Les Mauriciens accordent de plus en plus d’importance à leurs animaux de compagnie. Et selon les clubs canins, ils affectionnent plus particulièrement les bergers allemands, qui, d’ailleurs, ont la cote dans le monde entier. Marc Renaud, spécialiste de cette race et juge canin de renom, rencontré lors d’une Causerie organisée par le Clan de Mimosa, en collaboration avec Espace Maison et Jardin, représentant de Royal Canin, en dit plus.
« Le berger allemand a une forme éminemment lupoïde. On l’a longtemps surnommé “chien loup”. Il est de taille moyenne, légèrement plus long que haut, vigoureux, bien musclé, possède une ossature sèche, de construction solide. Sa ligne de dos est légèrement plongeante. Le berger allemand est un trotteur aux mouvements amples et à l’allure harmonieuse. Sa tête, en forme de coing, présente un sympathique masque noir, ses oreilles droites bien portées et son regard perçant et vif sont reconnaissables entre tous. Ses yeux, en amande, sont foncés et sa truffe, noire », a relevé le juge canin lors de sa causerie mercredi dans les locaux d’UBP à Trianon devant une trentaine de personnes.
Selon Marc Renaud, cette race est très particulière de par son caractère et sa morphologie. « Le mâle mesure 60 à 65 cm au garrot et pèse entre 30 et 40 kilos. La femelle mesure pour sa part 55 à 60 cm pour un poids de 22 à 32 kilos. »
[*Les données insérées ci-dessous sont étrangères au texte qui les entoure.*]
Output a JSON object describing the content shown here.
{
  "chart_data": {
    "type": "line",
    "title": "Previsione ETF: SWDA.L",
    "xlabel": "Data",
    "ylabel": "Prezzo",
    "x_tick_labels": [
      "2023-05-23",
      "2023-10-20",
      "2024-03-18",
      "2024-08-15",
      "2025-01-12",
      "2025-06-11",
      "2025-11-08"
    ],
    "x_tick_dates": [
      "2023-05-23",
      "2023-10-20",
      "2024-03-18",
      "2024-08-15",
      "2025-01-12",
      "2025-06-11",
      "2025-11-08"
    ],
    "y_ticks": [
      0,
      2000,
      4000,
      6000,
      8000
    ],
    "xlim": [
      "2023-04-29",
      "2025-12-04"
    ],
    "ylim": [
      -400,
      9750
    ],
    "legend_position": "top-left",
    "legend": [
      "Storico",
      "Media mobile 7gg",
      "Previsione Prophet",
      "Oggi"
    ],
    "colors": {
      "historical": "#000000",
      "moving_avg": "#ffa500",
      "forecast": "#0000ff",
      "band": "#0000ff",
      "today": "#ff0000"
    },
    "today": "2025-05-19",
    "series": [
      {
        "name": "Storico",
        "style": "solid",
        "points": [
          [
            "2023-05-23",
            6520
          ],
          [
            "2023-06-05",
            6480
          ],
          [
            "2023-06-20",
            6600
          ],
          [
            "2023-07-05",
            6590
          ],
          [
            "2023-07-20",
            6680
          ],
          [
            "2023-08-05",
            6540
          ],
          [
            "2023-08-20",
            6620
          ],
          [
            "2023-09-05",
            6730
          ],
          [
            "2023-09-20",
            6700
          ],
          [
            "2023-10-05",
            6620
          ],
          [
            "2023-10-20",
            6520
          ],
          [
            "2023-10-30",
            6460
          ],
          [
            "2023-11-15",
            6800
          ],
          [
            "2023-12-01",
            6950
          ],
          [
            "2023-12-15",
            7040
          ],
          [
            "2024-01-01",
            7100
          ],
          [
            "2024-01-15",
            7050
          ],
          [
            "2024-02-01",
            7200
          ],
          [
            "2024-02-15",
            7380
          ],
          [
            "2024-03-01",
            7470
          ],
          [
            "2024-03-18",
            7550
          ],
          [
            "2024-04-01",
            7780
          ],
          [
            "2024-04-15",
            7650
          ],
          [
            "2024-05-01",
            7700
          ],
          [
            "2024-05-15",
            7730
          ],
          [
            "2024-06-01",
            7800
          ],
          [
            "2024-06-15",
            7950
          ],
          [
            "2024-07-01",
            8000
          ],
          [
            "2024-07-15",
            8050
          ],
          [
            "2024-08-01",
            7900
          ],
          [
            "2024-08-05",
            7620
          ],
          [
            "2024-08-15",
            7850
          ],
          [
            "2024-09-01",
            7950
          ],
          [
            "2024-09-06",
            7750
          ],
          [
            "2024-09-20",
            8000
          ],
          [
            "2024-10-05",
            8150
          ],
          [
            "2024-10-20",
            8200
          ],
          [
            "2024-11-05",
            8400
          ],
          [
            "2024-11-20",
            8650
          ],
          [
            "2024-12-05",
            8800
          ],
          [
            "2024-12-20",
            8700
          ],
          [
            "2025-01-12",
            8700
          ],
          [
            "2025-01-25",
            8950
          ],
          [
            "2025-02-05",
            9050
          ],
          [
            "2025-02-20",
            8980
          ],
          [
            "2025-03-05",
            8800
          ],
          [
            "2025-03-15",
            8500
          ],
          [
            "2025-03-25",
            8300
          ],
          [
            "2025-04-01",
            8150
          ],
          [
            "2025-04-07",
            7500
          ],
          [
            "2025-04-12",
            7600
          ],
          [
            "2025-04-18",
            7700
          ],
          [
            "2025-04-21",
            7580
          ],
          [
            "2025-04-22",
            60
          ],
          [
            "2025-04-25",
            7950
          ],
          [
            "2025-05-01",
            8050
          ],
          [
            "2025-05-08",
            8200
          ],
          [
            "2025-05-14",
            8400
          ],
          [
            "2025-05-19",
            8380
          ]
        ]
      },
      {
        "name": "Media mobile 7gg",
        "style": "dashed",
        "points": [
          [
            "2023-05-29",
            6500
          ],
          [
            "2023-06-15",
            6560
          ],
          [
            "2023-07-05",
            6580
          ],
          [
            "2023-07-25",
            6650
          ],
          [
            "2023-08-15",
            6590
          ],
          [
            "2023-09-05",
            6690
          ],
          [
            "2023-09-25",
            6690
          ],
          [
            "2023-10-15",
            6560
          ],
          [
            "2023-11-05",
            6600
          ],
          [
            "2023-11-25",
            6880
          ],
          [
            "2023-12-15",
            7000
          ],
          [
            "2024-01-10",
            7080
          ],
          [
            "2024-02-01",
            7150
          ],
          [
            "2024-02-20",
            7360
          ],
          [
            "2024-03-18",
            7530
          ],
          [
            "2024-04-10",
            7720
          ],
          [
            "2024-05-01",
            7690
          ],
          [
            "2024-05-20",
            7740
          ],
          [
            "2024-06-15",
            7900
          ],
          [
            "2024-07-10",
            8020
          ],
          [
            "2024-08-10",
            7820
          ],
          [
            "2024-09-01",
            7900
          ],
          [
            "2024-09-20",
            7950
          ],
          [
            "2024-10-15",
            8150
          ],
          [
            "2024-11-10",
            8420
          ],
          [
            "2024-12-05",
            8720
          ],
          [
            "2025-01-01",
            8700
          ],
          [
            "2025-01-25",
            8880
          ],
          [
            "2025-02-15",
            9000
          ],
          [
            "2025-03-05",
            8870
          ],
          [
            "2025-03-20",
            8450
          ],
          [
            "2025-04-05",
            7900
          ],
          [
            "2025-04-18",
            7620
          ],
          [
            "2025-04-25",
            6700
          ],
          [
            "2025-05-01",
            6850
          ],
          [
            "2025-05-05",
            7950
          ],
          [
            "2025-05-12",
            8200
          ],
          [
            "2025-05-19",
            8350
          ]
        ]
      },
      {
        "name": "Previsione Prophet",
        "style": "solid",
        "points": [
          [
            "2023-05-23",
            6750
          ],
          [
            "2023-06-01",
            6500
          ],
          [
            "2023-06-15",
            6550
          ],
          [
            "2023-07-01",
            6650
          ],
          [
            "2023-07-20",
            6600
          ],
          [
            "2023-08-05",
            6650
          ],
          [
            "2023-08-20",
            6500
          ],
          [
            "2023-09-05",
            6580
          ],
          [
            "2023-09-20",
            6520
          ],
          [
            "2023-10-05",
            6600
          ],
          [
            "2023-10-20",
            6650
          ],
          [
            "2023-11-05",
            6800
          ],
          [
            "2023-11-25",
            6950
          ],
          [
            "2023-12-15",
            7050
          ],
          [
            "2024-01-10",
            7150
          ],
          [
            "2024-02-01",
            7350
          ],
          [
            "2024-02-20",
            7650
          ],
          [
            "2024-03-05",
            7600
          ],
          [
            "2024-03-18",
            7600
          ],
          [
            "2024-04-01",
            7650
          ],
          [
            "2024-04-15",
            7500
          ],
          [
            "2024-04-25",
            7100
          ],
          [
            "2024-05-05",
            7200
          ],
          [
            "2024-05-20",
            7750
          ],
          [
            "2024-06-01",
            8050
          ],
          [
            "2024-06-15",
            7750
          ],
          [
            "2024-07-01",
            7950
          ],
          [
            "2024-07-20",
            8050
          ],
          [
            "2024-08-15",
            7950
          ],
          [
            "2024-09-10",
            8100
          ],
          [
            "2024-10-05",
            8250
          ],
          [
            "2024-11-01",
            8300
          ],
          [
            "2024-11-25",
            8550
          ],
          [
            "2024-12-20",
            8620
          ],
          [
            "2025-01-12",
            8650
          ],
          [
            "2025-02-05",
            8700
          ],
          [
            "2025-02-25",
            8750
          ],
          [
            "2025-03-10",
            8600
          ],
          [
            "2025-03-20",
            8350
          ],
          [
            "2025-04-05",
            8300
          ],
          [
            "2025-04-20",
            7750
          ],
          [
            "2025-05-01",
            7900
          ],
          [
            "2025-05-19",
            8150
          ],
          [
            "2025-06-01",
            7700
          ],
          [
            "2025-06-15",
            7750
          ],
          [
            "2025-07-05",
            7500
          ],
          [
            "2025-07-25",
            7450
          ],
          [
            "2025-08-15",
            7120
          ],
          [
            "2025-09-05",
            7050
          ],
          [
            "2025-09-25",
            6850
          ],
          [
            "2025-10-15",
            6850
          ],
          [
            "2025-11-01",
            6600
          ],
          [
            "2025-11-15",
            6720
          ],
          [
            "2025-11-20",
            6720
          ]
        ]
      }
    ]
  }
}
Le juge est également d’avis qu’à Maurice cette race peut bien se développer si on s’y prend bien. Et d’expliquer l’importance d’accorder du temps à son animal, de l’affectionner et de l’éduquer. « Les gens ont tendance à dire que cette race, comme d’autres, demande beaucoup d’espace. C’est faux. Il suffit simplement de sortir son chien et de le promener et de lui construire un abri adapté », soutient Marc Renaud.
Selon le standard de race, le berger allemand doit être pondéré, bien équilibré, sûr de lui, absolument naturel, parfaitement inoffensif, vigilant et docile. Il doit faire preuve de courage, avoir un caractère bien trempé et posséder l’instinct de combat, afin de réunir les conditions qui le rendent apte à être un chien d’accompagnement, de garde, de protection, de service et de travail sur troupeaux. « Ce chien est vif, gai, loyal et très intelligent. Il est très débrouillard, analyse rapidement les situations et réagit. »
Alimentation
Comme nous l’explique Marc Renaud, l’alimentation industrielle offre des produits adaptés au poids, à la taille et à l’âge du chien. Elle propose également des aliments correspondant au niveau d’activité physique de chaque chien et à son état de santé.
Il est conseillé de ne donner qu’un seul repas le soir ou deux, un léger le matin et un plus copieux le soir, et rien entre les repas. La ration du chien doit être distribuée aux mêmes heures et au même endroit en le faisant manger seul dans un lieu isolé et calme de la maison. « Aujourd’hui, les croquettes aident beaucoup. La nourriture pour chien a bien évolué et nous avons de très bons produits. » L’eau, élément très important, doit toujours être disponible. Toutefois, en cas de consommation excessive, il est conseiller de consulter son vétérinaire.
Par ailleurs, le berger allemand ne présente pas de problèmes de santé particuliers. Sa longévité est bonne. La dysplasie de la hanche frappe de nombreux chiens de taille moyenne à grande, mais le dépistage et la sélection effectués depuis quelques années en ont réduit le risque.
Le fonctionnement et l’élevage
En France, comme dans beaucoup d’autres pays, les chiens de race sont titulaires d’un certificat de naissance, lui permettant par la suite d’obtenir un pedigree qui lui servira à la reproduction. « C’est très strict à l’étranger à partir d’un certain âge, le chien doit passer par un juge examinateur qui va déterminer, selon des critères, s’il est apte à la reproduction. C’est à ce moment que le pedigree est délivré et signé par la SCC (Société centrale canine) en France et qui est reconnu par la FCI (Fédération cinologique internationale). »
Le juge international a évoqué par ailleurs la situation à Maurice. « Je pense qu’ici, le fait que les organisations ne soient pas reconnue par la FCI est un gros handicap pour les Mauriciens car beaucoup d’éleveurs vendent des bergers n’ayant pas de certificat et de pedigree. Et devant l’absence de structures, les gens achètent n’importe quoi, font un élevage et vendent des bergers qui ne sont pas des pures races. »
Les éleveurs et les propriétaires sont pour leur part, aberrés d’avoir de la situation à Maurice. Pour beaucoup, les difficultés s’enchaînent pour obtenir des documents certifiés.